What I have skipped so far is the mental effects of vigorous exercise. As I have said, my heart doctor said some of his patients insist they do get exercise, which turns out to be walking to the mailbox. If you have emotional problems, which I do, then you can look forward to a sense of well-being, a sense of “I can handle this” or at least, “This isn’t the end of the world……… just yet.” Boy! Does that help, coming down the stairs (they count as exercise only when I take them two at a time as fast as I can go) and feeling like, “I feel good and I can deal with this.” You sleep better, too and staying on a diet is easier.

Diet remains the stumbling block. I cannot do the plant based diet due to the amount of time for prep. I always encounter stumbling blocks to dieting the way I want. But a few days from now my wife is starting a diet I’m involved in only for clean-up and I’ll be free to go on my own diet. Despite the holiday treats, my lab work came back clean as did my semi-annual check-up. So I feel free indeed.

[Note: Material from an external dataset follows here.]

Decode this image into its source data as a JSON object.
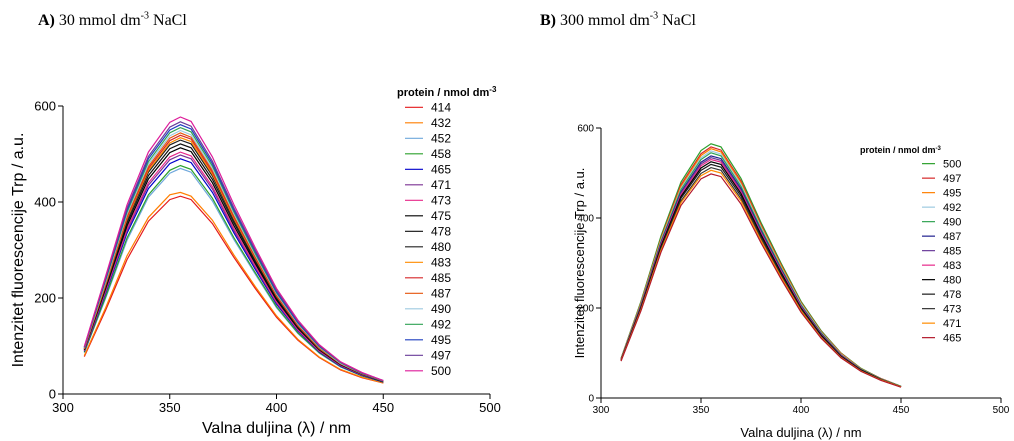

Caveat: I love working out, at least with weights and with body weight exercises. A latter one I am working toward is L-Sits. Another uses a very moderate weight, the Turkish Get-up. To exercise vigorously and routinely, you need to find something you enjoy. Swimming, walking, running or jogging, gymnastics, dancing….. many things, as long as they are done with the proper form (that’s why dancing won’t work for me) and enough vigor. How do you measure the latter is tough to say except to look at the results. An example:

Almost 5 months ago I started a full-body exercise program of 5 exercises. Very, very demanding but lasting only a short time. It started out taking me 16 minutes to complete. Eventually I got it down to 15 and a half minutes. It stayed there for a while and then a couple of weeks ago it went down to four minutes forty-five seconds. About two more sessions and yesterday I got down to thirteen minutes twenty seconds. Why the big drop within the last few weeks? Anyway, that is a measure.